One Doctor’s EMR Usability Wish List

Posted on March 18, 2013 I Written By

Anne Zieger is veteran healthcare consultant and analyst with 20 years of industry experience. Zieger formerly served as editor-in-chief of and her commentaries have appeared in dozens of international business publications, including Forbes, Business Week and Information Week. She has also contributed content to hundreds of healthcare and health IT organizations, including several Fortune 500 companies. Contact her at @ziegerhealth on Twitter or visit her site at Zieger Healthcare.

In this space, we talk a lot in the abstract about how physicians feel about EMR usability. Today, though, I wanted to share with you some great observations from a piece by an angry anesthesiologist who lays out her own usability wishlist for EMRs and health IT generally.

In the piece, Dr. Shirie Leng fumes over the sheer work it takes for her to negotiate the systems she uses at her hospital. She notes that over the course of doing eight cases during a day, she’ll a) sign something electronically 32 times, b) type her user name and password into three different systems a total of 24 times and c) generate about 50 pages of paper given that the the computer record must be printed out twice.

To Dr. Leng, there’s ten steps institutions can take to eliminate much of the hassle and waste:

1. Eliminate user names and passwords:   She suggests using biometric sign-in technology.

2. Eliminate the paper:  Why print data that’s already entered into the system, she asks?

3. Make data systems compatible and 4. Make everyone statewide use the same system:  Dr. Leng says it’s crazy that we don’t have interoperability within hospitals or between different institutions.

5. Don’t make her turn the page:  “All the important information about a patient should be on the first page you open when you look at a patient,” she says. “I shouldn’t have to click six different tabs.”

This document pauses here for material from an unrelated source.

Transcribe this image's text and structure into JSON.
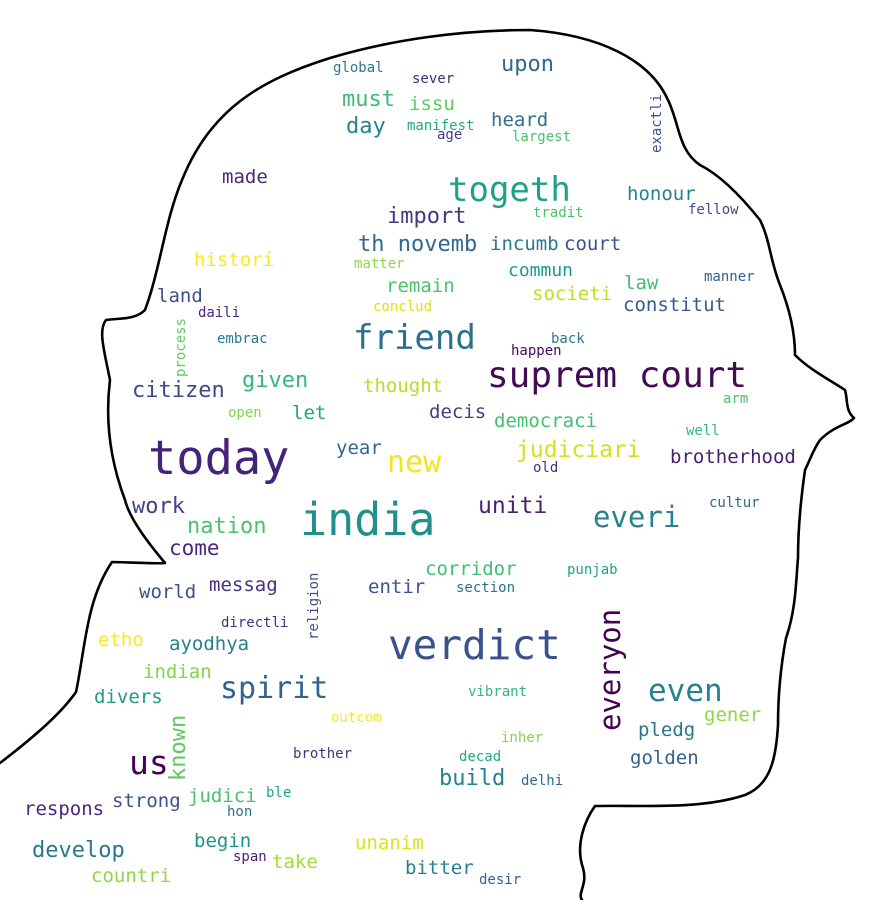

6. Don’t make her repeat herself: If she does several cases the same way, with the same documentation each case, don’t make her re-enter it every single time.

7. Invest in voice-recognition software:  During patient interviews, Dr. Leng notes, she wants to look at patients and talk, not hunt and peck at the keyboard or worse, spend hours later typing in data or clicking checkboxes.

8. Go completely wireless:  Not an EMR point, but a good one nonetheless: why make doctors untangle cords and monitoring wires?

9. Hire a typist if you need one:  Don’t turn nurses into data entry clerks, she argues. Right now they have massive amounts of data entry piled onto their plate.

10. Triple back-up the system:  Paper doesn’t crash but computers do, she notes.

So there you have it, a list of EMR and health IT concerns straight from a practicing physician. I think all her points deserve attention.